Archivo | julio, 2016

Censura en Colombia

2 Jul

La censura es la herramienta de aquellos que tienen la necesidad de esconder realidades de sí mismos frente a los demás.

Charles Bukowski

Mi nombre es Elsy Rosas Crespo, nací en Bogotá en junio de 1970. En 1975 aprendí a leer y a escribir y en 1979 supe que mi destino era ese: leer y escribir. Cuando era niña soñaba con compartir en público mis lecturas favoritas y los textos escritos fruto de esas lecturas. Eso es lo que hago en el blog, que es mi espacio digital ideal, el soñado por  un lector organizado como Emerson. Cuando era niña me imaginaba dando conferencias, pero en 1995 descubrí internet y supe que mi auditorio estaba ahí, en los espacios digitales.
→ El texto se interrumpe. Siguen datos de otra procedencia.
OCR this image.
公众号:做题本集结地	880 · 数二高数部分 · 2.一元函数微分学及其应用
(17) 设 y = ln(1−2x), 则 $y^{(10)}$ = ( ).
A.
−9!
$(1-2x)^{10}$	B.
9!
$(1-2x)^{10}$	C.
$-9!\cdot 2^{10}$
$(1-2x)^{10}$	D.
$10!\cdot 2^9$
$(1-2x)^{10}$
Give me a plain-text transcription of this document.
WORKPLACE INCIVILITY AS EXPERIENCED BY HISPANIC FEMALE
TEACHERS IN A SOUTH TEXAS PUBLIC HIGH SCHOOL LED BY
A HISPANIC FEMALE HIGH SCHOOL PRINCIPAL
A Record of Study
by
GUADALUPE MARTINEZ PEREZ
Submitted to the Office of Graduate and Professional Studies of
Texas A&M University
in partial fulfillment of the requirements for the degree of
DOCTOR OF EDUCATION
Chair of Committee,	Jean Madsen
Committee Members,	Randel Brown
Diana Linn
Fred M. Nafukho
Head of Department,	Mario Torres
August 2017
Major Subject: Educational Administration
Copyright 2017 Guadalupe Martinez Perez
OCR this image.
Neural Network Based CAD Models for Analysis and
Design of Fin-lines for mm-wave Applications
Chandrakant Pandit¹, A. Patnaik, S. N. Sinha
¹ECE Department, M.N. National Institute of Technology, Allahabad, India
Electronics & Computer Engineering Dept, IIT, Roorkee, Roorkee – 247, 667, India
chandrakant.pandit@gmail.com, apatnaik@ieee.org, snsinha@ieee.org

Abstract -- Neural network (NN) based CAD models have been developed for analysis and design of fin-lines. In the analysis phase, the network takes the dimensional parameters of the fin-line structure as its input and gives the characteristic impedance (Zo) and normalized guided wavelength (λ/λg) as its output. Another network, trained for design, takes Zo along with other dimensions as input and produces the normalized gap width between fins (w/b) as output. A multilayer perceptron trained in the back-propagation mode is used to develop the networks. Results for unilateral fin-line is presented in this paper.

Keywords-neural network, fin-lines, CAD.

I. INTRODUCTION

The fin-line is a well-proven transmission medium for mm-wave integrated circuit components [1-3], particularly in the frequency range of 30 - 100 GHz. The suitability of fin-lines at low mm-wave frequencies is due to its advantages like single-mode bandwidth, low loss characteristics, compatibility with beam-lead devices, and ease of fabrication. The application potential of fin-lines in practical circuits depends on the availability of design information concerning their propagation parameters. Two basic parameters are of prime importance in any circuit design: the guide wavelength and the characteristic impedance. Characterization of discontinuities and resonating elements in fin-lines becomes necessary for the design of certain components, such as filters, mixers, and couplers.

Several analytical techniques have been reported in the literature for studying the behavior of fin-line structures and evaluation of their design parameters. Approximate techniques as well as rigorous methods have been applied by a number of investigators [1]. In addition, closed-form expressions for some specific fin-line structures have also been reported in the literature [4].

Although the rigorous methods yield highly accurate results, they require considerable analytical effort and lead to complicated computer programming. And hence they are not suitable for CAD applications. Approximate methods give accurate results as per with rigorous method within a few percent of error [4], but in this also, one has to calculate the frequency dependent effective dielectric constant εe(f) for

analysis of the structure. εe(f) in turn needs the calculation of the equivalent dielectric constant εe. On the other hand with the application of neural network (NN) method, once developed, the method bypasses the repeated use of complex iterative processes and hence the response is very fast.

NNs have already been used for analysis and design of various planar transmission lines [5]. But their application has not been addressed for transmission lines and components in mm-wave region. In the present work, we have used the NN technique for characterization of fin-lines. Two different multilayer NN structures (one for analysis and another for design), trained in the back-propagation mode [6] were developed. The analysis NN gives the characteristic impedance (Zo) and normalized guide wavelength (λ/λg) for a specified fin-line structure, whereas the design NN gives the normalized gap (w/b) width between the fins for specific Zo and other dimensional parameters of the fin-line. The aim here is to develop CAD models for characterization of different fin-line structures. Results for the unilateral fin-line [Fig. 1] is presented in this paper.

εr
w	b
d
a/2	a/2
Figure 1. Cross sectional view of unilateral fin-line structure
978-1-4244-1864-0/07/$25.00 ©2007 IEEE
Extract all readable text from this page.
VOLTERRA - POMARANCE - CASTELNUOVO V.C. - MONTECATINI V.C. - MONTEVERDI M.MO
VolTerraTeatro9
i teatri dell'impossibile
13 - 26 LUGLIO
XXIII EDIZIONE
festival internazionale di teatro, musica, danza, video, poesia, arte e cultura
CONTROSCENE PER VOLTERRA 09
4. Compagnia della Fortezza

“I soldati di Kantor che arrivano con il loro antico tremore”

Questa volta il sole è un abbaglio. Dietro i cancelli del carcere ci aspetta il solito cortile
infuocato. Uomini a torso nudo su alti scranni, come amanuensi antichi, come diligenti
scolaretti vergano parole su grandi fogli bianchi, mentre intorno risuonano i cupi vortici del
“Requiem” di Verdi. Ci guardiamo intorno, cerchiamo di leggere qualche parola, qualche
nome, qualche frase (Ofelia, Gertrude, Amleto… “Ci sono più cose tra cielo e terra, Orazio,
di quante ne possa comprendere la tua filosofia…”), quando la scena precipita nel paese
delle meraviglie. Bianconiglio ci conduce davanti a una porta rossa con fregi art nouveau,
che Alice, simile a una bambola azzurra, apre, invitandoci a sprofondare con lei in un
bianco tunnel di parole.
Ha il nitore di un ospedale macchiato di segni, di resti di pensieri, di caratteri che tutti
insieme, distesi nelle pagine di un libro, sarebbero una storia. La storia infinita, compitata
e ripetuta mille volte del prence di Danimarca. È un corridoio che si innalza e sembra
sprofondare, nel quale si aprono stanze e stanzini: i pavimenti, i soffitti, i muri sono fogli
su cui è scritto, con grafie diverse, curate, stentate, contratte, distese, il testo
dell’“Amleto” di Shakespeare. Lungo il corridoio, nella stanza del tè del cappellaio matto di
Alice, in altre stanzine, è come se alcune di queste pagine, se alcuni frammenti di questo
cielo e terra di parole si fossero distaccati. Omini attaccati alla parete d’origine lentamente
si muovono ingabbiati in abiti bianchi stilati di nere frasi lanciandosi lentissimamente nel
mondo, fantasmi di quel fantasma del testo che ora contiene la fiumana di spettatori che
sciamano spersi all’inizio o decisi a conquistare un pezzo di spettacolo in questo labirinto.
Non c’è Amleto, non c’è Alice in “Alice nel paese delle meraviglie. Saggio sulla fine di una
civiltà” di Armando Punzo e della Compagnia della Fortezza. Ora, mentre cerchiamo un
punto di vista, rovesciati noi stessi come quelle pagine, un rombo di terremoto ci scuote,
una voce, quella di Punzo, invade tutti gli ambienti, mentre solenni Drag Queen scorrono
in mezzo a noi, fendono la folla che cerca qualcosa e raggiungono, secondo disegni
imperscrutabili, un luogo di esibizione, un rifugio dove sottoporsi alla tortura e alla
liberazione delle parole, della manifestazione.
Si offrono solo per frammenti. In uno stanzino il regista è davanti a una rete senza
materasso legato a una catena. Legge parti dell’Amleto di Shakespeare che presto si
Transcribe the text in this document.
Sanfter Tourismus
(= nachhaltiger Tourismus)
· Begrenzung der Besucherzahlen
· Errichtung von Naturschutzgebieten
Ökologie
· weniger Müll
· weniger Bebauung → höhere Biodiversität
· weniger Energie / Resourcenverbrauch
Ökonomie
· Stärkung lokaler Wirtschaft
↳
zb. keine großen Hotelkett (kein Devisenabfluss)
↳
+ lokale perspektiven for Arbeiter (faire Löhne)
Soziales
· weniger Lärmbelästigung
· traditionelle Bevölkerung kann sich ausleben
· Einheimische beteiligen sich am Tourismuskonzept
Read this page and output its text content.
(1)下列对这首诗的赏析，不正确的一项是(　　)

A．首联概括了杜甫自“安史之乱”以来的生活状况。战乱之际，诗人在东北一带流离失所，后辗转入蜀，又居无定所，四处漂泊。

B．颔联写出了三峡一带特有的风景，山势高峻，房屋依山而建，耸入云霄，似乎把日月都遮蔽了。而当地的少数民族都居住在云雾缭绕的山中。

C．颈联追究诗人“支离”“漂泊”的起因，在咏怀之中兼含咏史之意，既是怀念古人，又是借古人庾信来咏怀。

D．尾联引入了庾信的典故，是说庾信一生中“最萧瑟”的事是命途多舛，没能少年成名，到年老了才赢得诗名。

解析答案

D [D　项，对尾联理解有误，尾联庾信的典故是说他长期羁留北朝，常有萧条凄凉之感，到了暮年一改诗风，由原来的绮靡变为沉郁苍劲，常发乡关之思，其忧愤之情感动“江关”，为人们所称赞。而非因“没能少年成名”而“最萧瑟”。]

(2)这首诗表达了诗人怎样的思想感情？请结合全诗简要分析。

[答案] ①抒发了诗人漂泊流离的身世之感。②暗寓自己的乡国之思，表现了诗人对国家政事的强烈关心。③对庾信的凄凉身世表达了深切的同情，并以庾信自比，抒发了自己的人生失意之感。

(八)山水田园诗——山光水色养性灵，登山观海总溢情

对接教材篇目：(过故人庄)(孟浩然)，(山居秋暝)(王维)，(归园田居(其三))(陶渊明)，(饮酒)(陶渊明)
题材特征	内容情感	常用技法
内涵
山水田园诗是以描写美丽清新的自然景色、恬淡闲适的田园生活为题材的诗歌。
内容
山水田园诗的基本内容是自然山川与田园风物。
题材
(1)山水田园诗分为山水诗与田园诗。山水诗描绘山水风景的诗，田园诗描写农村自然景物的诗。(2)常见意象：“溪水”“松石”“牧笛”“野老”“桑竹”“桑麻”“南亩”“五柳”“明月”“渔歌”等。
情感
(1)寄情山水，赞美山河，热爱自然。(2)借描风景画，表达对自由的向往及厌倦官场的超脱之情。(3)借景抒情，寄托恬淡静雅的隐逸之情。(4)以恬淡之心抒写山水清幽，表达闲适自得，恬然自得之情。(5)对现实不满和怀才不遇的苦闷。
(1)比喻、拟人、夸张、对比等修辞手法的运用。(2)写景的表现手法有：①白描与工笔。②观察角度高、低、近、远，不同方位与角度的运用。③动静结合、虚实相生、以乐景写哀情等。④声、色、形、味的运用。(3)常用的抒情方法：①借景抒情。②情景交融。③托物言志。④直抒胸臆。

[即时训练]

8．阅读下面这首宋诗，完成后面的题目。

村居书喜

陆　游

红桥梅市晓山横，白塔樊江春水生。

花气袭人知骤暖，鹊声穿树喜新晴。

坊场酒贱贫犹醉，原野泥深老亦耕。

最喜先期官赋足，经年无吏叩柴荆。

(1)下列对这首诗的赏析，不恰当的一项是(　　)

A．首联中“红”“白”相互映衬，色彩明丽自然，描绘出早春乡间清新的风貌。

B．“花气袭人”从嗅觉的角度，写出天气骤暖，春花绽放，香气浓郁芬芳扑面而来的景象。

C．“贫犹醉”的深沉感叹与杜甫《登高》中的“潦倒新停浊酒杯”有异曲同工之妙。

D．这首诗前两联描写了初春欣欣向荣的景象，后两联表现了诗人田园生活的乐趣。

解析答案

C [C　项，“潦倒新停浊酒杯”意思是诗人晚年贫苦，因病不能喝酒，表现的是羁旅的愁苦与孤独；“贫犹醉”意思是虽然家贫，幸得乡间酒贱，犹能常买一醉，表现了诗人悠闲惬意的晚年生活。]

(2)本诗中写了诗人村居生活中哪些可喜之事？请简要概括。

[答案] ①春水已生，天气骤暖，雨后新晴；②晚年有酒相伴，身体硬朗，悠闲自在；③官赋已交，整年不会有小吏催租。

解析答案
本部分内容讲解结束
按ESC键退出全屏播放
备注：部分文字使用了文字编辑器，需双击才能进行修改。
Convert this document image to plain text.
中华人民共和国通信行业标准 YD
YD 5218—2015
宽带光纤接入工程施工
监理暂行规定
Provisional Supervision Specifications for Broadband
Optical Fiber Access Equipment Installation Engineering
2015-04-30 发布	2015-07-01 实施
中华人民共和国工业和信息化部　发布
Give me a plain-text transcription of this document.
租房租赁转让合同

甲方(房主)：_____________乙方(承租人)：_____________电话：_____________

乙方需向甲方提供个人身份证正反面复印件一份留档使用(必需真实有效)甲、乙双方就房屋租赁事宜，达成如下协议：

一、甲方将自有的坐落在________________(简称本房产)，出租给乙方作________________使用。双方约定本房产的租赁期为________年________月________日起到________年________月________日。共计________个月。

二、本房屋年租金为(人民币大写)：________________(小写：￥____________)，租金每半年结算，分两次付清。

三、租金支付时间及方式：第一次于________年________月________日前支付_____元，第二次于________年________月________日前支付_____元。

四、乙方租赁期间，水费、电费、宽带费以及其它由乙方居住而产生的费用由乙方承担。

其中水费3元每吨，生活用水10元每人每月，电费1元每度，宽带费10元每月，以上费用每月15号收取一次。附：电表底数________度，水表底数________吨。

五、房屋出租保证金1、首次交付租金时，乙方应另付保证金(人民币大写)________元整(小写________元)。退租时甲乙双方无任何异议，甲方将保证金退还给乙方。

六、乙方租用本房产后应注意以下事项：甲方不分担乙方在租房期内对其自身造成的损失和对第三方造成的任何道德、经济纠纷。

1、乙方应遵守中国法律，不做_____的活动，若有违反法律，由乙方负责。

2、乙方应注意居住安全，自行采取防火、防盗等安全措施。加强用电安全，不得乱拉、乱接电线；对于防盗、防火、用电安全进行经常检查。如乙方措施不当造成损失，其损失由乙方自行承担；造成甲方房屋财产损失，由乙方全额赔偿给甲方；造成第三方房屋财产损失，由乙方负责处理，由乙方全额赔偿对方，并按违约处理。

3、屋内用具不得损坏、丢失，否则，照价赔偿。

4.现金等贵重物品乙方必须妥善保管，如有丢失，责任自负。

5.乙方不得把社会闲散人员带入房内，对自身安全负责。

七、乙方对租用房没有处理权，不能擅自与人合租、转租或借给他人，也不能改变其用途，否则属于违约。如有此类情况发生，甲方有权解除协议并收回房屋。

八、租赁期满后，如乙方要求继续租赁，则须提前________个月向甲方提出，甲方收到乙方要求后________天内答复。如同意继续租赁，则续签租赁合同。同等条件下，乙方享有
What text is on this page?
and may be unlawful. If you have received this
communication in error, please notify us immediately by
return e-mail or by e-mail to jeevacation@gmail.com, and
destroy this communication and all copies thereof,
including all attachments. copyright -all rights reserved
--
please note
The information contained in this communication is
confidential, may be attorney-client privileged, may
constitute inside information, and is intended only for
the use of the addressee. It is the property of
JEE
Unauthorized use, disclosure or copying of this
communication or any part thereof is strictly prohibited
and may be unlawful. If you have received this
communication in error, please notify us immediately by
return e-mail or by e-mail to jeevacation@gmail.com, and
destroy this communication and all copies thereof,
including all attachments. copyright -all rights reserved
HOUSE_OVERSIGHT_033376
Hice el recorrido conocido por todos: correo, chats, MSN, comunidades, Facebook y Twitter. Entre 1995 y 2010 mis interlocutores virtuales fueron en su mayoría personas de España, Argentina, Chile y México. Interlocutores cultos, amables e informados. Sólo hasta 2010 vine a interactuar con colombianos -en Twitter- y ahí comenzó mi tragedia: amenazas de muerte, amenazas de ataques con ácido, suplantación de identidad, divulgación de información privada, publicación de avisos clasificados en los que me ofrecían como prostituta con mi número telefónico, precio y tipo de servicio, persecución y toma de fotos en el servicio público, hackeo de la cuenta en 2010 y reporte masivo hasta hacerla suspender en 2015. Antes era @ensayista, ahora soy @marcodelenguaje, un pobre ser abatido y confundido ante tantas formas de violencia ejercidas por mis compatriotas, siempre desde el anonimato, como tiene que ser. Aparte de la bobada literaria que me acusa de fea y del llamado Mad Army, liderado por Nicolás Arrieta, autores del hackeo a la cuenta de Twitter en 2010, no sé más nombres de mis centenares de agresores y odiadores nada amables.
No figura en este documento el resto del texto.